In der Debatte um stark steigende Flüchtlingsströme nach NRW meldet sich nun auch der CDU Bundestagsabgeordnete Steffen Kanitz aus Dortmund zu Wort und verteidigt die Dortmunder Dezernentin für Recht und Ordnung.

Diane Jägers (CDU) hatte sich besorgt um die zuletzt massiv gestiegenen Zahlen Asylsuchender gezeigt und auf die Überforderung der Flüchtlingserstaufnahmestation in Dortmund Hacheney hingewiesen, woraufhin Innenminister Jäger ihr Stimmungsmache vorwarf.

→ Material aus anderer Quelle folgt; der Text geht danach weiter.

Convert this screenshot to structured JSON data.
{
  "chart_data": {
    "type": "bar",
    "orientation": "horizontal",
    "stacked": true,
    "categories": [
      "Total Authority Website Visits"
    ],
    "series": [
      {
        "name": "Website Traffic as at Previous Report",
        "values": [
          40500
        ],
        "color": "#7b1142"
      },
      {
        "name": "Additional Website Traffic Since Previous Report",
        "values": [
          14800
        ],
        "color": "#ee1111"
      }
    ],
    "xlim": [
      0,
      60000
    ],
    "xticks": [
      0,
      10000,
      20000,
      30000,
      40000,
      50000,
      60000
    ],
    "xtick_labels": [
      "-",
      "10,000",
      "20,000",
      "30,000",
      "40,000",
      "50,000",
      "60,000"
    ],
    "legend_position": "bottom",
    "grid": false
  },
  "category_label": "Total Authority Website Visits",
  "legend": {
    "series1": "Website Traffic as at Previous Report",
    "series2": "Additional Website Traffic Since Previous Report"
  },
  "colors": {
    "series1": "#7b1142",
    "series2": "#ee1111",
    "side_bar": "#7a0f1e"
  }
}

Hierzu erklärt der Dortmunder Bundestagsabgeordnete Steffen Kanitz (CDU):

„Wenn diejenige, die zurecht auf Probleme hinweist, öffentlich vom Innenminister diffamiert wird, zeigt das einmal mehr den unsachlichen Umgang der Landesregierung mit unserer Flüchtlingsproblematik. Herr Jäger täte gut daran, sich ernsthaft über die Situation in Dortmund zu informieren, statt andere für die viel zu späte Reaktion auf die Probleme verantwortlich zu machen. Ein sachlicher Umgang sieht anders aus.“

Das Land NRW habe es versäumt, rechtzeitig weitere Erstaufnahmekapazitäten zu schaffen. Eine Überforderung der Erstaufnahmestelle in Dortmund sei angesichts der Zahlen keine Überraschung:

„Achtzig Prozent aller Flüchtlinge, die in NRW ankommen, werden zunächst in Dortmund Hacheney aufgenommen. Die Aufnahmestelle in Dortmund platzt aus allen Nähten. Das zu verneinen bzw. zu verharmlosen zeugt von Ignoranz, die ihresgleichen sucht. Gerade wenn steigende Flüchtlingszahlen angesichts der vielen Krisenherde in der Welt, wie Innenminister Jäger zugibt, „nicht verwunderlich sind“, müsste die Landesregierung die Probleme offen ansprechen und konstruktiv nach Lösungen suchen“, kritisiert Kanitz und fordert schnelle und konkrete Unterstützung für die betroffenen Kommunen in NRW. Diese würden in den kommenden Wintermonaten auf den Kosten sitzen bleiben:

„Wie kann es sein, dass andere Bundesländer sich maßgeblich an den Kosten für Unterbringung und Verpflegung der Flüchtlinge beteiligen oder diese sogar vollständig übernehmen, während unser Innenminister Däumchen dreht und mit dem Finger auf andere zeigt? Hier muss NRW nachbessern! Von unserem Oberbürgermeister Sierau erwarte ich, dass er sich vor seine Dezernentin stellt und den Innenminister in die Schranken weist“, so Kanitz weiter.